31.10. Podem-se empreender as seguintes atividades:

(a) Fortalecer a cooperação nacional e internacional, inclusive a do setor não-governamental, para desenvolver códigos de conduta e diretrizes relativos ao desenvolvimento ambientalmente saudável e sustentável, levando em consideração a Declaração do Rio e os códigos de conduta e diretrizes existentes;

(b) Estabelecer e fortalecer grupos nacionais de assessoria sobre ética ambiental e do desenvolvimento, a fim de desenvolver uma estrutura de valores comum para a comunidade científica e tecnológica e a sociedade como um todo, e promover um diálogo constante;

(c) Ampliar o ensino e o treinamento em questões de ética ambiental e do desenvolvimento, para integrar esses objetivos aos currículos de ensino e às prioridades da pesquisa;

(d) Revisar e emendar os instrumentos jurídicos nacionais e internacionais pertinentes ao meio ambiente e desenvolvimento para assegurar a incorporação de códigos de conduta e diretrizes apropriados a esses mecanismos reguladores.

Meios de implementação

(a) Financiamento e estimativa de custos

31.11. O Secretariado da Conferência estimou o custo total anual média (1993-2000) da implementação das atividades deste programa em cerca de $5 milhões de dólares, a serem providos pela comunidade internacional em termos concessionais ou de doações. Estas são estimativas apenas indicativas e aproximadas, não revisadas pelos Governos. Os custos reais e os termos financeiros, inclusive os não concessionais, dependerão, inter alia, das estratégias e programas específicos que os Governos decidam adotar para a implementação.

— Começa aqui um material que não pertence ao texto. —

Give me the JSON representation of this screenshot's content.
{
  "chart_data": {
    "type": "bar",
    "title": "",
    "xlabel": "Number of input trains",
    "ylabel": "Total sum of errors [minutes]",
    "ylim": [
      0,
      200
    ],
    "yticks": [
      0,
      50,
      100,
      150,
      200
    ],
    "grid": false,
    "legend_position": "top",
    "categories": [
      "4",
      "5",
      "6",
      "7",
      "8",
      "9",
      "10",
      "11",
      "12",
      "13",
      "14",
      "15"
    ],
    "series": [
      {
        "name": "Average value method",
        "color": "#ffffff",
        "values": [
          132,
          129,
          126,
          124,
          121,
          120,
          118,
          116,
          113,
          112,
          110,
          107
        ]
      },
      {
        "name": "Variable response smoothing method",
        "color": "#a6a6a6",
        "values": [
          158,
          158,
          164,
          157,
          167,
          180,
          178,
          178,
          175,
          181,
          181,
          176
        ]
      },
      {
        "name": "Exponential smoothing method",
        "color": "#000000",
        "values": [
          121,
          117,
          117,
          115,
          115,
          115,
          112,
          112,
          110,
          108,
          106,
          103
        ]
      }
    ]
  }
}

(b) Fortalecimento institucional

31.12. Devem-se desenvolver, com a participação da comunidade científica e tecnológica, códigos de conduta e diretrizes, inclusive sobre princípios apropriados, para uso dessa comunidade em suas atividades de pesquisa e na implementação de programas voltados para o desenvolvimento sustentável. A UNESCO poderia dirigir a implementação das atividades acima mencionadas, com a colaboração de outros órgãos das Nações Unidas e de organizações intergovernamentais e não-governamentais.